TD_RowNormalizeTransform normalizes input columns row-wise, using TD_RowNormalizeFit output.
Row normalization is a technique to transform a matrix or a dataset so that each row has the same magnitude or scale. This is typically done to make it easier to compare rows and to avoid bias towards variables with higher values.
Suppose you have a table that represents the daily sales figures for a retail store over a period of five days.
Day 1 | Day 2 | Day 3 | Day 4 | Day 5 |
---|---|---|---|---|
120 | 150 | 80 | 200 | 90 |
90 | 110 | 100 | 120 | 130 |
200 | 180 | 150 | 170 | 190 |
One method of normalization is to divide each element in a row by the sum of all the elements in that row.
Day 1 | Day 2 | Day 3 | Day 4 | Day 5 |
---|---|---|---|---|
120/640 | 150/640 | 80/640 | 200/640 | 90/640 |
90/550 | 110/550 | 100/550 | 120/550 | 130/550 |
200/890 | 180/890 | 150/890 | 170/890 | 190/890 |
The result is a table where each row has a sum of 1, representing a proportion or percentage of the total sales for each day.

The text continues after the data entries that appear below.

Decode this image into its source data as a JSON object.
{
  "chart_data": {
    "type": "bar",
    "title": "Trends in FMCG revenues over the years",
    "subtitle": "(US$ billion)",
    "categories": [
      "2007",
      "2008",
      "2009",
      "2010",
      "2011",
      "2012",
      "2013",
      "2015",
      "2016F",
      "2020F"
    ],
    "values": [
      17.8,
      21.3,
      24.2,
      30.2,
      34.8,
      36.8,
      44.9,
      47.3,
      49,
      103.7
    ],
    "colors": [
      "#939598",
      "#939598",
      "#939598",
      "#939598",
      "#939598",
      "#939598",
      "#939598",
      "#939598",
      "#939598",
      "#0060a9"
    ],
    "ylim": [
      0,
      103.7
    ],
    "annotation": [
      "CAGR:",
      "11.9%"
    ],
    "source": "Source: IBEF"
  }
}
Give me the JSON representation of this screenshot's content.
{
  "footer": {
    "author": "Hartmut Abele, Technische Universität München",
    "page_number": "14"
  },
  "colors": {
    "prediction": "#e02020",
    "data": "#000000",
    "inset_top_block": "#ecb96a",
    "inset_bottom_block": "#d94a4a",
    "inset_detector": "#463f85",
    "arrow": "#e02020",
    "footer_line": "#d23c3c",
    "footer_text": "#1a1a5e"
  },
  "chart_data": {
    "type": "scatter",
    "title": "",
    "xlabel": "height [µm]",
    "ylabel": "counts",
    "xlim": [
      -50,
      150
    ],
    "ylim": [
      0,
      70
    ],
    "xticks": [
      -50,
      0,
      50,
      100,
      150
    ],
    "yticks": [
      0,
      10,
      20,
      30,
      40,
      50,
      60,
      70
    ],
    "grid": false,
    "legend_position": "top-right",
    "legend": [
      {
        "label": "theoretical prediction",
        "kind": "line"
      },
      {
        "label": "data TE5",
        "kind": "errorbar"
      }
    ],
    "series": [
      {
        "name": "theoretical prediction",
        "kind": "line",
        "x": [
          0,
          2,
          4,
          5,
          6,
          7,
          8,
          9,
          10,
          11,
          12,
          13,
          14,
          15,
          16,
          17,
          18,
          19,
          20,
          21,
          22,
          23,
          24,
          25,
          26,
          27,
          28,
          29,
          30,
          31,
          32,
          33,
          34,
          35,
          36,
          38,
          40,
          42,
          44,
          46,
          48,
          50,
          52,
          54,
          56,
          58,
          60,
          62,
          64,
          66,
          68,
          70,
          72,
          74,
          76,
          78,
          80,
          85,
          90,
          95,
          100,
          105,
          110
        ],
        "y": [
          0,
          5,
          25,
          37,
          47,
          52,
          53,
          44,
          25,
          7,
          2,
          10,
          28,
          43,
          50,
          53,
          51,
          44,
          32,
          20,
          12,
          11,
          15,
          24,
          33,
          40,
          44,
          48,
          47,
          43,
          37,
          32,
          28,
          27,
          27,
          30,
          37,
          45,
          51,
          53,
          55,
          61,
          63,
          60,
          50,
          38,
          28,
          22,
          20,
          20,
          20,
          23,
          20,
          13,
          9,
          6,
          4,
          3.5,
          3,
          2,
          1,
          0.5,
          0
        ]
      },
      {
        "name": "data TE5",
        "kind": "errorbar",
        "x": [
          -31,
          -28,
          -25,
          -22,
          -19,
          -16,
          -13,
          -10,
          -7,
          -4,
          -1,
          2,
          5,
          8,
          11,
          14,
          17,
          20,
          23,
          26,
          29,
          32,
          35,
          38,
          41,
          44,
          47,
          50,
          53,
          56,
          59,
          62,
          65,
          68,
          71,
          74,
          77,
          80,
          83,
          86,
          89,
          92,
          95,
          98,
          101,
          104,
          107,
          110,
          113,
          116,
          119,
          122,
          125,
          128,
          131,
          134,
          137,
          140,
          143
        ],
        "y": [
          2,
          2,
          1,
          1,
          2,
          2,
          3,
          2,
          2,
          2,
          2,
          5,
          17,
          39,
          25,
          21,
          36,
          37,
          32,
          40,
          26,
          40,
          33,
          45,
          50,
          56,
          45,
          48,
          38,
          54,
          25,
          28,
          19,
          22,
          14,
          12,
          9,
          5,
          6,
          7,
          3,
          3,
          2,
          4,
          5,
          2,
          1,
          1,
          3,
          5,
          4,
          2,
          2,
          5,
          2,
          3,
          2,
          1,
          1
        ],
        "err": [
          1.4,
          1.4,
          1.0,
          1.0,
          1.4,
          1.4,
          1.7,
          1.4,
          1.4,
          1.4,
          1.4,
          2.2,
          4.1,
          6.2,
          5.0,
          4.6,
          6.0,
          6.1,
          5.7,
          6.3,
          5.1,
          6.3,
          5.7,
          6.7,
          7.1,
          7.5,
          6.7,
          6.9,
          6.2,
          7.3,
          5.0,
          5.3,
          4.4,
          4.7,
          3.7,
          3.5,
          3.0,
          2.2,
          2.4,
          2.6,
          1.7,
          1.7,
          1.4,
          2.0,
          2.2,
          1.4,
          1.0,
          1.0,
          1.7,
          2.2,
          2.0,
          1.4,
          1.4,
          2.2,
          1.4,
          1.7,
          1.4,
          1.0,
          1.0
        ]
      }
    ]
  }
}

Day 1 | Day 2 | Day 3 | Day 4 | Day 5 |
---|---|---|---|---|
0.1875 | 0.2344 | 0.125 | 0.3125 | 0.1406 |
0.2079 | 0.2539 | 0.2308 | 0.2771 | 0.3001 |
0.2247 | 0.2022 | 0.1685 | 0.1910 | 0.2135 |
Each row contains normalized values for total sales for each day, making it easier to compare the performance of the store on different days using a machine learning pipeline because all values have the same impact and magnitude.